Knowledge of the Higher Worlds: How Is It Achieved? (Cw 10) by Rudolf Steiner
Rudolf Steiner's fundamental handbook for spiritual and personal development continues to grow more "modern" each day. His methods nevertheless remain clearly distinguishable from the many others that are generally available today. First, Steiner's path of spiritual growth is based on the clarity of thought normally associated with scientific research. Rather than denying clear thinking, his aim is to extend it beyond its present limitations. Second, Steiner recognizes-as all genuine disciplines always have-that the path to spiritual experience is arduous and dangerous, calling for tremendous self-control in thinking, speech, and action. The human being is a unity, and we cannot develop real knowledge without a corresponding development of feeling and volition.
As the twentieth century progressed Steiner foretold that humanity would begin to experience a longing for forms of experience that transcended intellectual and materialistic thinking.
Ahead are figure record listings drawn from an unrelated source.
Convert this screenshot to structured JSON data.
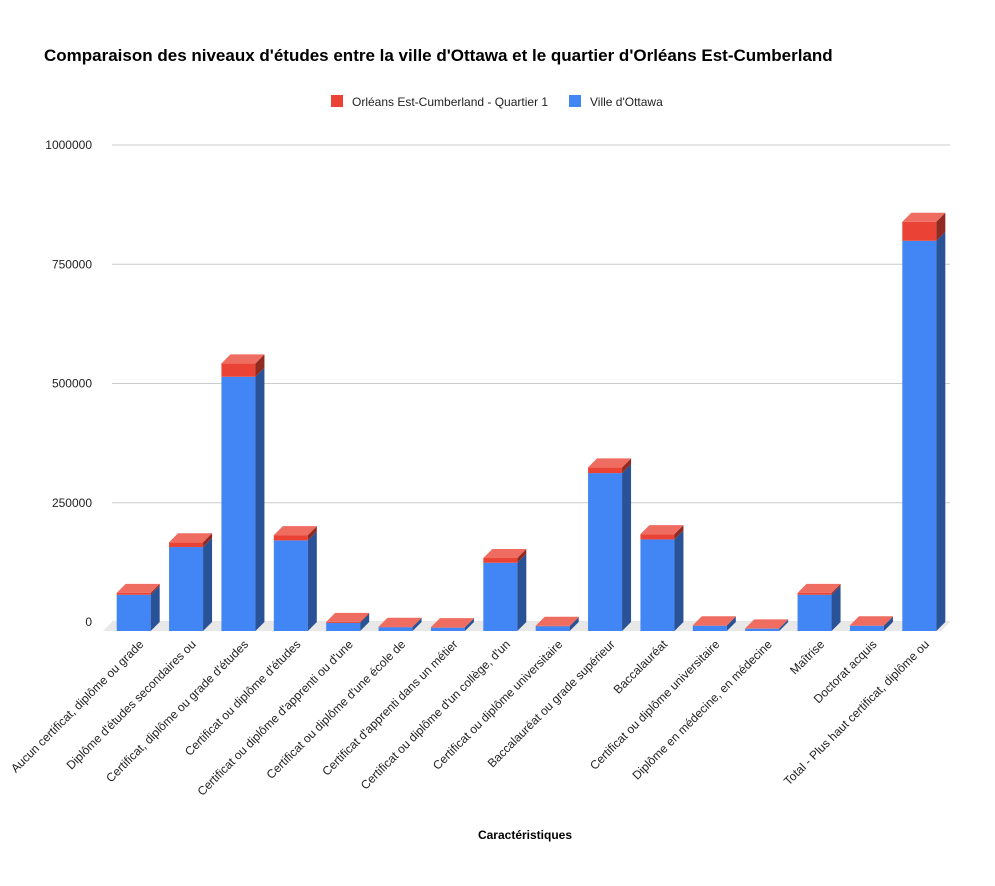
{
  "chart_data": {
    "type": "bar",
    "stacked": true,
    "style": "3d",
    "title": "Comparaison des niveaux d'études entre la ville d'Ottawa et le quartier d'Orléans Est-Cumberland",
    "xlabel": "Caractéristiques",
    "ylabel": "",
    "ylim": [
      0,
      1000000
    ],
    "yticks": [
      0,
      250000,
      500000,
      750000,
      1000000
    ],
    "grid": true,
    "legend_position": "top",
    "categories": [
      "Aucun certificat, diplôme ou grade",
      "Diplôme d'études secondaires ou",
      "Certificat, diplôme ou grade d'études",
      "Certificat ou diplôme d'études",
      "Certificat ou diplôme d'apprenti ou d'une",
      "Certificat ou diplôme d'une école de",
      "Certificat d'apprenti dans un métier",
      "Certificat ou diplôme d'un collège, d'un",
      "Certificat ou diplôme universitaire",
      "Baccalauréat ou grade supérieur",
      "Baccalauréat",
      "Certificat ou diplôme universitaire",
      "Diplôme en médecine, en médecine",
      "Maîtrise",
      "Doctorat acquis",
      "Total - Plus haut certificat, diplôme ou"
    ],
    "series": [
      {
        "name": "Ville d'Ottawa",
        "color": "#4285f4",
        "values": [
          76000,
          176000,
          533000,
          190000,
          17000,
          8000,
          7000,
          143000,
          10000,
          331000,
          192000,
          11000,
          5000,
          76000,
          11000,
          818000
        ]
      },
      {
        "name": "Orléans Est-Cumberland - Quartier 1",
        "color": "#ea4335",
        "values": [
          4000,
          10000,
          28000,
          11000,
          2000,
          1000,
          1000,
          10000,
          1000,
          12000,
          11000,
          1000,
          400,
          4000,
          1000,
          40000
        ]
      }
    ]
  }
}
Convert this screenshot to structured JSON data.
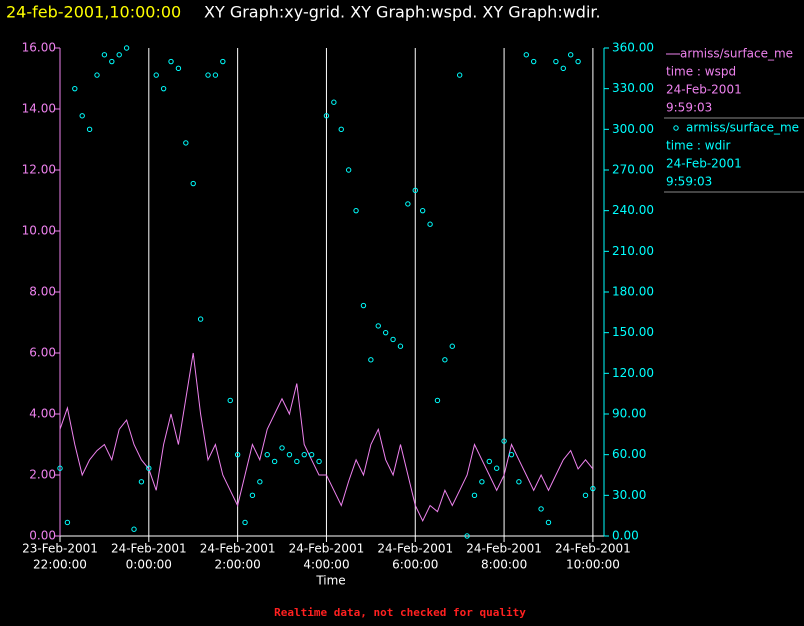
{
  "chart_data": {
    "type": "line",
    "title_time": "24-feb-2001,10:00:00",
    "title": "XY Graph:xy-grid.  XY Graph:wspd.  XY Graph:wdir.",
    "xlabel": "Time",
    "footnote": "Realtime data, not checked for quality",
    "xlim": [
      "2001-02-23T22:00:00",
      "2001-02-24T10:15:00"
    ],
    "xticks": [
      {
        "value": "2001-02-23T22:00:00",
        "label": [
          "23-Feb-2001",
          "22:00:00"
        ]
      },
      {
        "value": "2001-02-24T00:00:00",
        "label": [
          "24-Feb-2001",
          "0:00:00"
        ]
      },
      {
        "value": "2001-02-24T02:00:00",
        "label": [
          "24-Feb-2001",
          "2:00:00"
        ]
      },
      {
        "value": "2001-02-24T04:00:00",
        "label": [
          "24-Feb-2001",
          "4:00:00"
        ]
      },
      {
        "value": "2001-02-24T06:00:00",
        "label": [
          "24-Feb-2001",
          "6:00:00"
        ]
      },
      {
        "value": "2001-02-24T08:00:00",
        "label": [
          "24-Feb-2001",
          "8:00:00"
        ]
      },
      {
        "value": "2001-02-24T10:00:00",
        "label": [
          "24-Feb-2001",
          "10:00:00"
        ]
      }
    ],
    "grid": true,
    "ylim": [
      0,
      16
    ],
    "yticks": [
      {
        "value": 0,
        "label": "0.00"
      },
      {
        "value": 2,
        "label": "2.00"
      },
      {
        "value": 4,
        "label": "4.00"
      },
      {
        "value": 6,
        "label": "6.00"
      },
      {
        "value": 8,
        "label": "8.00"
      },
      {
        "value": 10,
        "label": "10.00"
      },
      {
        "value": 12,
        "label": "12.00"
      },
      {
        "value": 14,
        "label": "14.00"
      },
      {
        "value": 16,
        "label": "16.00"
      }
    ],
    "y2lim": [
      0,
      360
    ],
    "y2ticks": [
      {
        "value": 0,
        "label": "0.00"
      },
      {
        "value": 30,
        "label": "30.00"
      },
      {
        "value": 60,
        "label": "60.00"
      },
      {
        "value": 90,
        "label": "90.00"
      },
      {
        "value": 120,
        "label": "120.00"
      },
      {
        "value": 150,
        "label": "150.00"
      },
      {
        "value": 180,
        "label": "180.00"
      },
      {
        "value": 210,
        "label": "210.00"
      },
      {
        "value": 240,
        "label": "240.00"
      },
      {
        "value": 270,
        "label": "270.00"
      },
      {
        "value": 300,
        "label": "300.00"
      },
      {
        "value": 330,
        "label": "330.00"
      },
      {
        "value": 360,
        "label": "360.00"
      }
    ],
    "x": [
      "2001-02-23T22:00:00",
      "2001-02-23T22:10:00",
      "2001-02-23T22:20:00",
      "2001-02-23T22:30:00",
      "2001-02-23T22:40:00",
      "2001-02-23T22:50:00",
      "2001-02-23T23:00:00",
      "2001-02-23T23:10:00",
      "2001-02-23T23:20:00",
      "2001-02-23T23:30:00",
      "2001-02-23T23:40:00",
      "2001-02-23T23:50:00",
      "2001-02-24T00:00:00",
      "2001-02-24T00:10:00",
      "2001-02-24T00:20:00",
      "2001-02-24T00:30:00",
      "2001-02-24T00:40:00",
      "2001-02-24T00:50:00",
      "2001-02-24T01:00:00",
      "2001-02-24T01:10:00",
      "2001-02-24T01:20:00",
      "2001-02-24T01:30:00",
      "2001-02-24T01:40:00",
      "2001-02-24T01:50:00",
      "2001-02-24T02:00:00",
      "2001-02-24T02:10:00",
      "2001-02-24T02:20:00",
      "2001-02-24T02:30:00",
      "2001-02-24T02:40:00",
      "2001-02-24T02:50:00",
      "2001-02-24T03:00:00",
      "2001-02-24T03:10:00",
      "2001-02-24T03:20:00",
      "2001-02-24T03:30:00",
      "2001-02-24T03:40:00",
      "2001-02-24T03:50:00",
      "2001-02-24T04:00:00",
      "2001-02-24T04:10:00",
      "2001-02-24T04:20:00",
      "2001-02-24T04:30:00",
      "2001-02-24T04:40:00",
      "2001-02-24T04:50:00",
      "2001-02-24T05:00:00",
      "2001-02-24T05:10:00",
      "2001-02-24T05:20:00",
      "2001-02-24T05:30:00",
      "2001-02-24T05:40:00",
      "2001-02-24T05:50:00",
      "2001-02-24T06:00:00",
      "2001-02-24T06:10:00",
      "2001-02-24T06:20:00",
      "2001-02-24T06:30:00",
      "2001-02-24T06:40:00",
      "2001-02-24T06:50:00",
      "2001-02-24T07:00:00",
      "2001-02-24T07:10:00",
      "2001-02-24T07:20:00",
      "2001-02-24T07:30:00",
      "2001-02-24T07:40:00",
      "2001-02-24T07:50:00",
      "2001-02-24T08:00:00",
      "2001-02-24T08:10:00",
      "2001-02-24T08:20:00",
      "2001-02-24T08:30:00",
      "2001-02-24T08:40:00",
      "2001-02-24T08:50:00",
      "2001-02-24T09:00:00",
      "2001-02-24T09:10:00",
      "2001-02-24T09:20:00",
      "2001-02-24T09:30:00",
      "2001-02-24T09:40:00",
      "2001-02-24T09:50:00",
      "2001-02-24T10:00:00"
    ],
    "series": [
      {
        "name": "armiss/surface_me",
        "legend_lines": [
          "time : wspd",
          "24-Feb-2001",
          "9:59:03"
        ],
        "color": "#ee82ee",
        "style": "line",
        "values": [
          3.5,
          4.2,
          3.0,
          2.0,
          2.5,
          2.8,
          3.0,
          2.5,
          3.5,
          3.8,
          3.0,
          2.5,
          2.2,
          1.5,
          3.0,
          4.0,
          3.0,
          4.5,
          6.0,
          4.0,
          2.5,
          3.0,
          2.0,
          1.5,
          1.0,
          2.0,
          3.0,
          2.5,
          3.5,
          4.0,
          4.5,
          4.0,
          5.0,
          3.0,
          2.5,
          2.0,
          2.0,
          1.5,
          1.0,
          1.8,
          2.5,
          2.0,
          3.0,
          3.5,
          2.5,
          2.0,
          3.0,
          2.0,
          1.0,
          0.5,
          1.0,
          0.8,
          1.5,
          1.0,
          1.5,
          2.0,
          3.0,
          2.5,
          2.0,
          1.5,
          2.0,
          3.0,
          2.5,
          2.0,
          1.5,
          2.0,
          1.5,
          2.0,
          2.5,
          2.8,
          2.2,
          2.5,
          2.2
        ]
      },
      {
        "name": "armiss/surface_me",
        "legend_lines": [
          "time : wdir",
          "24-Feb-2001",
          "9:59:03"
        ],
        "color": "#00ffff",
        "style": "points",
        "axis": "y2",
        "values": [
          50,
          10,
          330,
          310,
          300,
          340,
          355,
          350,
          355,
          360,
          5,
          40,
          50,
          340,
          330,
          350,
          345,
          290,
          260,
          160,
          340,
          340,
          350,
          100,
          60,
          10,
          30,
          40,
          60,
          55,
          65,
          60,
          55,
          60,
          60,
          55,
          310,
          320,
          300,
          270,
          240,
          170,
          130,
          155,
          150,
          145,
          140,
          245,
          255,
          240,
          230,
          100,
          130,
          140,
          340,
          0,
          30,
          40,
          55,
          50,
          70,
          60,
          40,
          355,
          350,
          20,
          10,
          350,
          345,
          355,
          350,
          30,
          35
        ]
      }
    ]
  }
}
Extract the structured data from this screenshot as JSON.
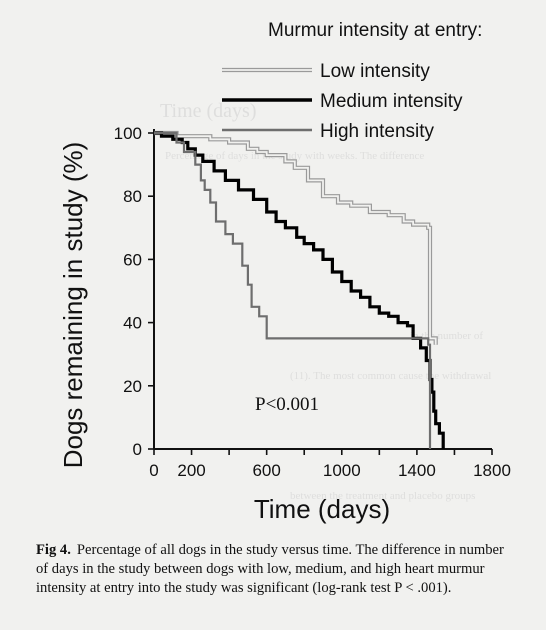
{
  "chart_data": {
    "type": "line",
    "title": "",
    "xlabel": "Time (days)",
    "ylabel": "Dogs remaining in study (%)",
    "xlim": [
      0,
      1800
    ],
    "ylim": [
      0,
      100
    ],
    "x_ticks": [
      0,
      200,
      400,
      600,
      800,
      1000,
      1200,
      1400,
      1600,
      1800
    ],
    "x_tick_labels": [
      "0",
      "200",
      "",
      "600",
      "",
      "1000",
      "",
      "1400",
      "",
      "1800"
    ],
    "y_ticks": [
      0,
      20,
      40,
      60,
      80,
      100
    ],
    "y_tick_labels": [
      "0",
      "20",
      "40",
      "60",
      "80",
      "100"
    ],
    "legend_title": "Murmur intensity at entry:",
    "legend_position": "top-right",
    "annotation": "P<0.001",
    "series": [
      {
        "name": "Low intensity",
        "color": "#9a9a9a",
        "style": "hollow",
        "points": [
          [
            0,
            100
          ],
          [
            60,
            100
          ],
          [
            120,
            99
          ],
          [
            300,
            98
          ],
          [
            400,
            97
          ],
          [
            500,
            95
          ],
          [
            550,
            94
          ],
          [
            600,
            93
          ],
          [
            700,
            91
          ],
          [
            750,
            89
          ],
          [
            820,
            85
          ],
          [
            900,
            80
          ],
          [
            980,
            78
          ],
          [
            1050,
            77
          ],
          [
            1150,
            75
          ],
          [
            1250,
            74
          ],
          [
            1330,
            72
          ],
          [
            1380,
            71
          ],
          [
            1460,
            70
          ],
          [
            1470,
            35
          ],
          [
            1500,
            33
          ]
        ]
      },
      {
        "name": "Medium intensity",
        "color": "#000000",
        "style": "solid",
        "points": [
          [
            0,
            100
          ],
          [
            40,
            99
          ],
          [
            100,
            98
          ],
          [
            150,
            97
          ],
          [
            180,
            95
          ],
          [
            220,
            93
          ],
          [
            260,
            91
          ],
          [
            320,
            88
          ],
          [
            380,
            85
          ],
          [
            450,
            82
          ],
          [
            530,
            79
          ],
          [
            600,
            75
          ],
          [
            650,
            72
          ],
          [
            700,
            70
          ],
          [
            760,
            67
          ],
          [
            800,
            65
          ],
          [
            850,
            63
          ],
          [
            900,
            60
          ],
          [
            950,
            56
          ],
          [
            1000,
            53
          ],
          [
            1050,
            50
          ],
          [
            1100,
            48
          ],
          [
            1150,
            45
          ],
          [
            1200,
            43
          ],
          [
            1250,
            42
          ],
          [
            1300,
            40
          ],
          [
            1350,
            39
          ],
          [
            1380,
            35
          ],
          [
            1420,
            32
          ],
          [
            1450,
            28
          ],
          [
            1470,
            22
          ],
          [
            1480,
            18
          ],
          [
            1490,
            12
          ],
          [
            1500,
            8
          ],
          [
            1520,
            5
          ],
          [
            1540,
            0
          ]
        ]
      },
      {
        "name": "High intensity",
        "color": "#6e6e6e",
        "style": "solid",
        "points": [
          [
            0,
            100
          ],
          [
            80,
            100
          ],
          [
            120,
            97
          ],
          [
            160,
            94
          ],
          [
            220,
            90
          ],
          [
            250,
            85
          ],
          [
            270,
            82
          ],
          [
            300,
            78
          ],
          [
            330,
            72
          ],
          [
            380,
            68
          ],
          [
            420,
            65
          ],
          [
            470,
            58
          ],
          [
            500,
            52
          ],
          [
            520,
            45
          ],
          [
            560,
            42
          ],
          [
            600,
            35
          ],
          [
            1440,
            35
          ],
          [
            1460,
            33
          ],
          [
            1470,
            0
          ]
        ]
      }
    ]
  },
  "caption": {
    "label": "Fig 4.",
    "text": "Percentage of all dogs in the study versus time. The difference in number of days in the study between dogs with low, medium, and high heart murmur intensity at entry into the study was significant (log-rank test P < .001)."
  }
}
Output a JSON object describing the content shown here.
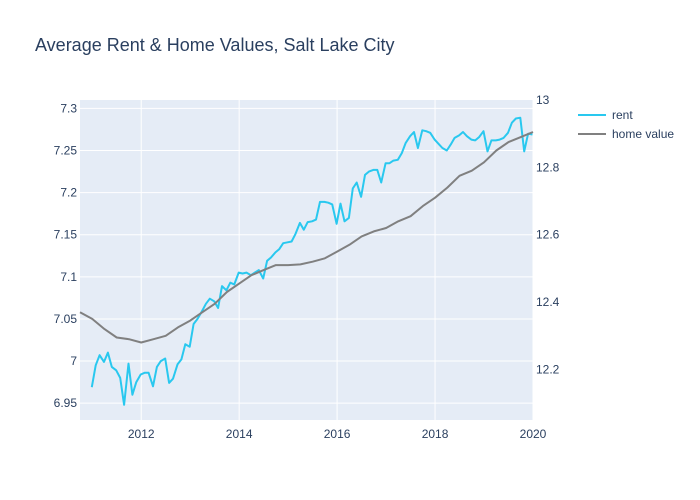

A hundred years after its initial publication in 1904, there are countless ways to achieve such experience-Eastern forms of meditation, channeling, remote viewing, and astral projection, to mention a few. There has also been huge increase in people reporting various kinds of suprasensory perceptions, such as near-death experiences and encounters with angelic beings.
In this context, Steiner's key spiritual workbook-reproduced here in the classic Osmond-Davy translation-is needed more than ever, given its unique, precise instructions for inner training, its protective exercises, and its indications for grounding and centering. Knowledge of the Higher Worlds begins with the conditions required for personal development, and guides us through the stages of initiation, its practical aspects, and its effects.